We have a big family and growing up Artie was with us a lot. When Artie was six or seven I had a girlfriend who knew the captain of the Nantasket Boat. Every Sunday in the summer we’d take Artie on the streetcar to Rowe’s Wharf and go on the Nantasket Boat. Artie still talks about those trips.
When Artie turned 18 my parents decided that it would be good for him to live in a group home, because if anything happened to them, what would happen to him? MAB’s been a wonderful home for him, a wonderful group of people. I feel so happy bringing him there, so fortunate. You don’t have that angst, “Oh, I’m leaving him, and I feel bad that I’m leaving him.” In the residence he used to make salad with Inman. He’d set the table. When they went grocery shopping he’d go with them. Helping out made him feel good.
He always loved to work, and was always one of the best workers. One time we went into Boston and they gave him an award. Artie always tried so hard. It didn’t matter to him what the job was; he just liked the recognition. He liked that he could do it and have someone say, “you’re doing a good job.” That made him proud.
Artie loved earning the money too. He’d go to the Cape every summer to my cousins’ place and he would treat everybody for ice cream and dinner. For Christmas he would take his money out and buy gifts for the grandkids. That made him feel good; just the idea that he was capable of doing something.
We have Christmas at my daughter’s house now and they have a tradition of playing kazoos. He loves that. He’s the one who knows how to do it best; he’ll play the kazoo to each Christmas carol they pick out. He likes to harmonize. I have a cousin who used to take him to karaoke on the Cape, at a Mexican place. Artie loves to sing.

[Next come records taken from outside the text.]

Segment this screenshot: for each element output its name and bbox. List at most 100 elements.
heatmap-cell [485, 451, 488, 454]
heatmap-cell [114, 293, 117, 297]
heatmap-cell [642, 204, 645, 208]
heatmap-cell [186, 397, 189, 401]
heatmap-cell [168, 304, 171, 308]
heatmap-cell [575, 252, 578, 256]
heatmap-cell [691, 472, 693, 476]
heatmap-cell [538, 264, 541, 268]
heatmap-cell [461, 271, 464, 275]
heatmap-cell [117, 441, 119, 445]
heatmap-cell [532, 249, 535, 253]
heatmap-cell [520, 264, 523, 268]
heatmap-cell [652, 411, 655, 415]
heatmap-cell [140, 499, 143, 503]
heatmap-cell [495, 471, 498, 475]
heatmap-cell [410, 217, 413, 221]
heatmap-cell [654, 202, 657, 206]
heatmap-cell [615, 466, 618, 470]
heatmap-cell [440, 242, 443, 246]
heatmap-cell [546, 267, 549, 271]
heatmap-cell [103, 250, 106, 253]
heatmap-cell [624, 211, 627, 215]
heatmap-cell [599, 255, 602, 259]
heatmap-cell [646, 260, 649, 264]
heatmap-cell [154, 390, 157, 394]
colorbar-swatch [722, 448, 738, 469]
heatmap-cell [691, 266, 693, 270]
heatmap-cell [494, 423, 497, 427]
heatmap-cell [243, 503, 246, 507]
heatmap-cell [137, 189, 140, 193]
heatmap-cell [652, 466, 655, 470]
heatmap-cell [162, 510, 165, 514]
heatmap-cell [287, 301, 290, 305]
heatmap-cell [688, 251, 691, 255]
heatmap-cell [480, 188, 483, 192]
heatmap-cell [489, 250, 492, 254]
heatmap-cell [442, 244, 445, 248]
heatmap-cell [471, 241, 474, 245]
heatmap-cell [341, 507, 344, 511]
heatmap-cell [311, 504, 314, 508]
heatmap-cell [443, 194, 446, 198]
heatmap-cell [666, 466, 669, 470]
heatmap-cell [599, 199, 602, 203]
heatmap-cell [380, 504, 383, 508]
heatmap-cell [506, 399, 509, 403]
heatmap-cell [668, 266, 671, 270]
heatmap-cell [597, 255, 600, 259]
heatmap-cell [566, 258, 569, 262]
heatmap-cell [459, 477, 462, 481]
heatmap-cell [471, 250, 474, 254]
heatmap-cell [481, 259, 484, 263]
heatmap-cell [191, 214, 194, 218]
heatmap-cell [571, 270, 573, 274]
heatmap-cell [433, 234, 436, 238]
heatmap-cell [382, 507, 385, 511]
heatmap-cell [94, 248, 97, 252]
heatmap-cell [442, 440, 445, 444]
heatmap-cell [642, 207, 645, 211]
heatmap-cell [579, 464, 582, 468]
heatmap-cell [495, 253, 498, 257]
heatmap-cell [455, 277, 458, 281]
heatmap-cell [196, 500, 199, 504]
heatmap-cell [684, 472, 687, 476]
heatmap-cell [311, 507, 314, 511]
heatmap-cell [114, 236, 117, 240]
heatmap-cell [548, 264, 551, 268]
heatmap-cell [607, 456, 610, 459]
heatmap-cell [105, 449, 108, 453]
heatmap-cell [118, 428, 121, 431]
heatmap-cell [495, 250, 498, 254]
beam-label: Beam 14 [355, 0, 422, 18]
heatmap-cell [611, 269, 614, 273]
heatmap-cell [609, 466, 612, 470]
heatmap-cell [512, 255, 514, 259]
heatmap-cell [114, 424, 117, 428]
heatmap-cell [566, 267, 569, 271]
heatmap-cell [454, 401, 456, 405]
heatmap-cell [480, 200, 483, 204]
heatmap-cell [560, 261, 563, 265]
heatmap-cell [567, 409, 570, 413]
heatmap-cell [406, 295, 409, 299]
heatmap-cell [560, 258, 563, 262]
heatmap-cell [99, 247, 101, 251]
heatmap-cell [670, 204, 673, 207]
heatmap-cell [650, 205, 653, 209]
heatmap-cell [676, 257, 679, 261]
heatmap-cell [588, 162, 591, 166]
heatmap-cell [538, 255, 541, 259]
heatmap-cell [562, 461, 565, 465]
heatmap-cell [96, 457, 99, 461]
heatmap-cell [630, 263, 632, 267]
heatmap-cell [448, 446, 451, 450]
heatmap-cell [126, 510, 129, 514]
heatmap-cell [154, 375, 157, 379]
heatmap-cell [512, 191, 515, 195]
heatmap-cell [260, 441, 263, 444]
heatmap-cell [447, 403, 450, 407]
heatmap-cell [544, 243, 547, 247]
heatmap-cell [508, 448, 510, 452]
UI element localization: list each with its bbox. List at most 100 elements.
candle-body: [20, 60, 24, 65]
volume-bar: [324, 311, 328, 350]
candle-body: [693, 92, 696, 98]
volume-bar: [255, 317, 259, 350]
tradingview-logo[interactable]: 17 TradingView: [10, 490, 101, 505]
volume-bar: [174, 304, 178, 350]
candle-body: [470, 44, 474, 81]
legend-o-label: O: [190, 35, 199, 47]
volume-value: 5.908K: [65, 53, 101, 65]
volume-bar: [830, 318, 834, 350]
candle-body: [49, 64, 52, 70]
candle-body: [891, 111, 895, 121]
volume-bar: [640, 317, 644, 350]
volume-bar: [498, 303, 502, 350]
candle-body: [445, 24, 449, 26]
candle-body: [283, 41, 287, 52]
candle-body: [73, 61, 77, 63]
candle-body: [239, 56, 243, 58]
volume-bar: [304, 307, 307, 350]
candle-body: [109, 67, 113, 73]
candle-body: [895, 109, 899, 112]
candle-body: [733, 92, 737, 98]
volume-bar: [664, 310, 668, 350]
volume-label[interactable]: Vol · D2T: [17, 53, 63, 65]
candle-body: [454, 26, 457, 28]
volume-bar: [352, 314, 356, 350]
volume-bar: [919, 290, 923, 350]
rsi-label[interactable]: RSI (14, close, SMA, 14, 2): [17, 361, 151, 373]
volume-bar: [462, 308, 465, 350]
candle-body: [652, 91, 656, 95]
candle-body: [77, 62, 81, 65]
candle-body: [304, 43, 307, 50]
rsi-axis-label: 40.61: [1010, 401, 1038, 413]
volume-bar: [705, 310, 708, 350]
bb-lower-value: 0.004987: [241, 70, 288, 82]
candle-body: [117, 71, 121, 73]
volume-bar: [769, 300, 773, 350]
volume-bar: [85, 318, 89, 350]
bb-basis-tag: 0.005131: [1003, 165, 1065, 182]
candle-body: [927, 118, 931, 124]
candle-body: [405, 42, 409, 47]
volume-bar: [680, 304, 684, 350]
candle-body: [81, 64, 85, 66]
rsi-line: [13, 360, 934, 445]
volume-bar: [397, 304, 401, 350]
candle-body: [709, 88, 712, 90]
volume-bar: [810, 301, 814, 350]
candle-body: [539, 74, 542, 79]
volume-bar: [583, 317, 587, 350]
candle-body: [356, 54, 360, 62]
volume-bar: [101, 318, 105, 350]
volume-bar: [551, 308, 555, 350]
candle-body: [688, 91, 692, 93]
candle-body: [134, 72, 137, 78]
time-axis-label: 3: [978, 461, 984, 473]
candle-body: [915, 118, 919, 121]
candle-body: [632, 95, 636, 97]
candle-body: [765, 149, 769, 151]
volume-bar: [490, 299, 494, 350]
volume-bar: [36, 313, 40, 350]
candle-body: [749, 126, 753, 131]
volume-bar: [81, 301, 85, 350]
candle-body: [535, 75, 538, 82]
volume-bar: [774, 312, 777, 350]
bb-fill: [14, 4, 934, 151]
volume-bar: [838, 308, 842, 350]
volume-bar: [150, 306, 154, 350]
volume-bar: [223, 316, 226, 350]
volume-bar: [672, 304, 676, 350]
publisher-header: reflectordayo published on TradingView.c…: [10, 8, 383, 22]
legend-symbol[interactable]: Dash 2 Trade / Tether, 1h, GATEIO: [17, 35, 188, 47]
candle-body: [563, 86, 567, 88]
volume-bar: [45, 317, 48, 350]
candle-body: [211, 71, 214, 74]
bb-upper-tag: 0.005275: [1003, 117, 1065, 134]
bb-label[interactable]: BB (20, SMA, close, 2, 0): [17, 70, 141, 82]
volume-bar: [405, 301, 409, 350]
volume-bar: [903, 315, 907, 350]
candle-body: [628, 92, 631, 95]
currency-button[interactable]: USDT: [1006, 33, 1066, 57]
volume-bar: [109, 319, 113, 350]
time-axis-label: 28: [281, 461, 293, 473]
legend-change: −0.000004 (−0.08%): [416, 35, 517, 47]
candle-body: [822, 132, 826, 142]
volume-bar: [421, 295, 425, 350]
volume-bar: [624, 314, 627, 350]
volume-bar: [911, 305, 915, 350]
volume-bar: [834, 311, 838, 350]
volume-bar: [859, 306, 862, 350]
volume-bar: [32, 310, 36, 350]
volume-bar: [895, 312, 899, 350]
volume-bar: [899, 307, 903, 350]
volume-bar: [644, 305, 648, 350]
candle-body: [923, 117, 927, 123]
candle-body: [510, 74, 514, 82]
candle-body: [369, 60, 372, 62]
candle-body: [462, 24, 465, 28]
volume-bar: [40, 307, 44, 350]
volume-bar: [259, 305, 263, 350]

When she comes down, she sings with him, Patty Paige “Old Cape Cod” or the Everly Brothers “Just a Dream”, and they harmonize together.
He always comes home on weekends, and enjoys staying in his room, playing his tapes and walking. He has over 400 tapes, bags and bags of them, a lot of 60s music, Beach Boys, Elvis. He has a tape recorder and likes to record people when they come over on the holidays. He just turns the tape recorder on and lets it go. Later he’ll play it back and listen to everybody wishing him a Merry Christmas. He’ll say, “I’ll remember Mom when she’s dead, because I have her voice on tape. And I’ll say, “You will. You’ll remember all of us.”
Based on an interview with Artie’s sister, Judy. Artie, a MAB resident since 1978, lives in Watertown.